9. Compte tenu des considérations qui précèdent, nous vous proposons donc de répondre comme suit aux questions préjudicielles déférées par les Crown Courts de Maidstone et de Leeds:
"1) L' article 4, paragraphe 1, du règlement (CEE) n 1633/84 de la Commission est invalide en ce qu' il prévoit que le montant du clawback ne correspond pas exactement au montant de la prime à l' abattage effectivement octroyée. Le paragraphe 2 du même article est invalide dans la mesure où il impose le dépôt d' une caution destinée à couvrir le montant dû conformément au paragraphe 1;
2) La constatation d' invalidité des dispositions précitées ne peut être invoquée pour une date antérieure à celle du présent arrêt que par les personnes ayant déjà introduit un recours juridictionnel ou une réclamation équivalente contre des actes adoptés sur la base des dispositions déclarées invalides;
3) Le Royaume-Uni n' est pas astreint par le droit communautaire à exiger la production de documents afférents à des obligations fondées sur les dispositions déclarées invalides ni à engager des actions pénales sur une telle base."
(*) Langue originale: l' italien.
(1) JO L 154, p. 27.
(2) JO L 183, p. 1.
(3) JO L 90, p. 35.
(4) Souligné par nous.
(5) Voir arrêts du 2 février 1988, Royaume-Uni/Commission, point 10 (61/86, Rec. p. 431), et Livestock et Johnson, point 9 (162/86, Rec. p. 489).
(6) Arrêts Livestock et Johnson, précité, point 9, et Royaume-Uni/Commission, précité, point 15.
(7) Arrêt Royaume-Uni/Commission, précité, point 11 (souligné par nous); voir dans le même sens, arrêt du 15 septembre 1982, Kind/Commission, point 21 (106/81, Rec. p. 2885).
(8) Arrêt Royaume-Uni/Commission, précité, point 15 (souligné par nous).
(9) Nous choisirons un exemple qui représente certainement un cas limite, mais qui illustre bien les insuffisances auxquelles peut aboutir la méthode utilisée.
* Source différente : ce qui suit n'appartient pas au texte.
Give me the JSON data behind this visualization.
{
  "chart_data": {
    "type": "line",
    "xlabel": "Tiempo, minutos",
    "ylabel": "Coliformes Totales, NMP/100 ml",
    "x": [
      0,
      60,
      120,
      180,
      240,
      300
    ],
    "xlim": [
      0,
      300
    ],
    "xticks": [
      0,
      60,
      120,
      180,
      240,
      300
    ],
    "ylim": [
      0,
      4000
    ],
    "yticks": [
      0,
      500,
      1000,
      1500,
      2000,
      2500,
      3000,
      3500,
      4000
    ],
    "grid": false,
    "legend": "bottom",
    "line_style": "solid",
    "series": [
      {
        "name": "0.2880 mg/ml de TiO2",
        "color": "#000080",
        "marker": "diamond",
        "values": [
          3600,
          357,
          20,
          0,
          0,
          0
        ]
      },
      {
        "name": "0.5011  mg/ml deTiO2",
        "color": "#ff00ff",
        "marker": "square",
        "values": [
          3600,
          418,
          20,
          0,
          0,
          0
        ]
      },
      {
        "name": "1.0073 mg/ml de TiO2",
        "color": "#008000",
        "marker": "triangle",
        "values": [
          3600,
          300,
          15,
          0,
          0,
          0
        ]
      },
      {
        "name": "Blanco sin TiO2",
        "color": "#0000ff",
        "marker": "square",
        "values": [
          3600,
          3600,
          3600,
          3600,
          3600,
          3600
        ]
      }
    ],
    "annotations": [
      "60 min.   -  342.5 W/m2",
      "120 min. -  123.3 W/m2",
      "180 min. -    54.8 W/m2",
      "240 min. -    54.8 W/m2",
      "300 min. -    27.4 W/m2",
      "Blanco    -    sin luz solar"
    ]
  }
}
Pendant la semaine du 1er au 7 août 1988, le taux en question était égal à ... zéro; deux semaines plus tard (la semaine du 16 au 21 août), il était au contraire de 56,326 : il est évident que cela implique qu' un opérateur qui aurait exporté, pendant la semaine du 16 au 21 août, un ovin mis sur le marché pendant la semaine du 1er au 7 août, aurait payé le clawback pour un ovin n' ayant donné lieu à aucune prime! On peut naturellement aussi rencontrer la situation exactement inverse.
(10) Voir, par exemple, les arrêts du 15 janvier 1986, Pinna, points 28 et 29 (41/84, Rec. p. 1), et du 27 février 1985, Produits de maïs, points 17 et 18 (112/83, Rec. p. 719).
(11) Arrêts du 15 octobre 1980, Providence agricole de la Champagne, point 45 (4/79, Rec. p. 2823), et du 15 janvier 1986, Pinna, précité, point 30.